5-Dimethylaminopropylamino-8-hydroxytriazoloacridinone,
C-1305, being the close structural analogue of the clinically tested imidazoacridinone anti-tumour agent,
C-1311, expressed high activity against experimental tumours and is expected to have more advantageous pharmacological properties than
C-1311. The aim of this study was to elucidate the role of selected liver
enzymes in the metabolism of
C-1305. We demonstrated that the studied triazoloacridinone was transformed with rat and human liver microsomes, HepG2
hepatoma cells and with human recombinant
flavin-containing
monooxygenases FMO1,
FMO3 but not with CYPs. Furthermore, this compound was an effective inhibitor of
CYP1A2 and
CYP3A4. The product of FMO catalysed metabolism was shown to be identical to the main metabolite from liver microsomes and HepG2 cells.
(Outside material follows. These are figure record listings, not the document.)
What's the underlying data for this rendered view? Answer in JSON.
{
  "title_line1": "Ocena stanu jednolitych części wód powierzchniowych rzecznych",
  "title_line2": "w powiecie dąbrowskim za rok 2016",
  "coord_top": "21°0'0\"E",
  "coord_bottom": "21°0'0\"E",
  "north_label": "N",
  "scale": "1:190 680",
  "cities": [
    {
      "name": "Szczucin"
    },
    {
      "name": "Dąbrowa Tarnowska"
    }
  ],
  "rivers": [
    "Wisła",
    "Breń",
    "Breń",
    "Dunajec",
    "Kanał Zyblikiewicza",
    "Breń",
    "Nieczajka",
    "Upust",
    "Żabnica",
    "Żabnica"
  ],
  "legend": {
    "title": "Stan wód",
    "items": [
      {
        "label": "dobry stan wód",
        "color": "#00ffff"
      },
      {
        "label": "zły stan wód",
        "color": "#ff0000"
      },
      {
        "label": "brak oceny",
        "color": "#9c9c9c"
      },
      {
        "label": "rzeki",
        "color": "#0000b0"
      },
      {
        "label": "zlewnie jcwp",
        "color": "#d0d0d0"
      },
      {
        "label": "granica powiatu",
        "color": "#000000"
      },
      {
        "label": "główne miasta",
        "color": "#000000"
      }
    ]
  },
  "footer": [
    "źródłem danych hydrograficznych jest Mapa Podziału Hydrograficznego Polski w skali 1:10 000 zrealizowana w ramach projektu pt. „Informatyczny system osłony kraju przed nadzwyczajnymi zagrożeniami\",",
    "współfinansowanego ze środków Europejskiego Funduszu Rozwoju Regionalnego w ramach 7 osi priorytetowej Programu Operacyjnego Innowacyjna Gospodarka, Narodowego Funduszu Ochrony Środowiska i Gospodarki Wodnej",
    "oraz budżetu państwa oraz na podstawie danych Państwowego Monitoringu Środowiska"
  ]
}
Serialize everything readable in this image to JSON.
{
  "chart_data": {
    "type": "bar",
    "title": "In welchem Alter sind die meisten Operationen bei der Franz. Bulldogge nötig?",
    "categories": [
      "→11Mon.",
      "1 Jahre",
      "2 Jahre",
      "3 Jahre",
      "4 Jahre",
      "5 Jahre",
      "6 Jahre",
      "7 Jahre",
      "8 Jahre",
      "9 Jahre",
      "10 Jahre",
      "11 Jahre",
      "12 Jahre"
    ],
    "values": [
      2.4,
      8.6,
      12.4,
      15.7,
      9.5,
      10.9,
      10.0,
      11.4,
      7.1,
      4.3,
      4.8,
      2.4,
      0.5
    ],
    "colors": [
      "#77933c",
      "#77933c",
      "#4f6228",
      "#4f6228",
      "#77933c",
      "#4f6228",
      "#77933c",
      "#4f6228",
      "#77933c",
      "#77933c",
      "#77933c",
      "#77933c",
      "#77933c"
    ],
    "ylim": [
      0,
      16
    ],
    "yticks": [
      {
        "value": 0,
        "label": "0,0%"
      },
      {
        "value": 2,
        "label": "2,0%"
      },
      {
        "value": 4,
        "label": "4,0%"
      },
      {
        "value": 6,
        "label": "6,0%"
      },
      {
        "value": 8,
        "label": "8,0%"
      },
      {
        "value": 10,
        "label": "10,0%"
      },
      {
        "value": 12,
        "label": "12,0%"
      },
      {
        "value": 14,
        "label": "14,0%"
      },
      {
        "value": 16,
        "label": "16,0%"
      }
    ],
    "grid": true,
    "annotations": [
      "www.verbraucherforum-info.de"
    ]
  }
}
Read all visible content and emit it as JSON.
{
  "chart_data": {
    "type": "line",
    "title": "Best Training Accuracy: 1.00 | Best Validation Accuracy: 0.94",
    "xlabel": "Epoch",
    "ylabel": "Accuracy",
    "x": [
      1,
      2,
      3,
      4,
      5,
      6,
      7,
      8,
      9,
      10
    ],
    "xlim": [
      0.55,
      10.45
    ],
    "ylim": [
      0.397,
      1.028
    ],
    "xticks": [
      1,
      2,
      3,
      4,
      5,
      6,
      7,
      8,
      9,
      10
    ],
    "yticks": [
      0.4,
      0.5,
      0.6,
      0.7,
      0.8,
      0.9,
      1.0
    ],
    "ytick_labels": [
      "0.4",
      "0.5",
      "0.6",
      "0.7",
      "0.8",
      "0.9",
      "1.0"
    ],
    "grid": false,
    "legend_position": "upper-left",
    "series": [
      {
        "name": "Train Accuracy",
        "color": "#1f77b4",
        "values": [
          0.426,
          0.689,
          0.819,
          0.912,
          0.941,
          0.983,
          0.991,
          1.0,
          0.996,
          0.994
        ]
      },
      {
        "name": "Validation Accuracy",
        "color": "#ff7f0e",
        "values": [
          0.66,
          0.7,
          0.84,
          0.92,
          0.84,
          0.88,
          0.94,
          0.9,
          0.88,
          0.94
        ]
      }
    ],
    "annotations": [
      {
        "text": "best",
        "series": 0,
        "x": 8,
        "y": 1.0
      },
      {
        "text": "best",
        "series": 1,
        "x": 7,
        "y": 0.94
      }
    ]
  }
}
It was identified as an N-
oxide derivative and, under
hypoxia, it underwent retroreduction back to
C-1305, what was extremely effective with participation of
CYP3A4. In summary, this work revealed that the involvement of the P450 enzymatic system in microsomal and cellular metabolism of
C-1305 was negligible, whereas this agent was an inhibitor of
CYP1A2 and
CYP3A4. In contrast,
FMO1 and
FMO3 were crucial for metabolism of
C-1305 by liver microsomes and in HepG2 cells, which makes
C-1305 an attractive potent anti-tumour agent.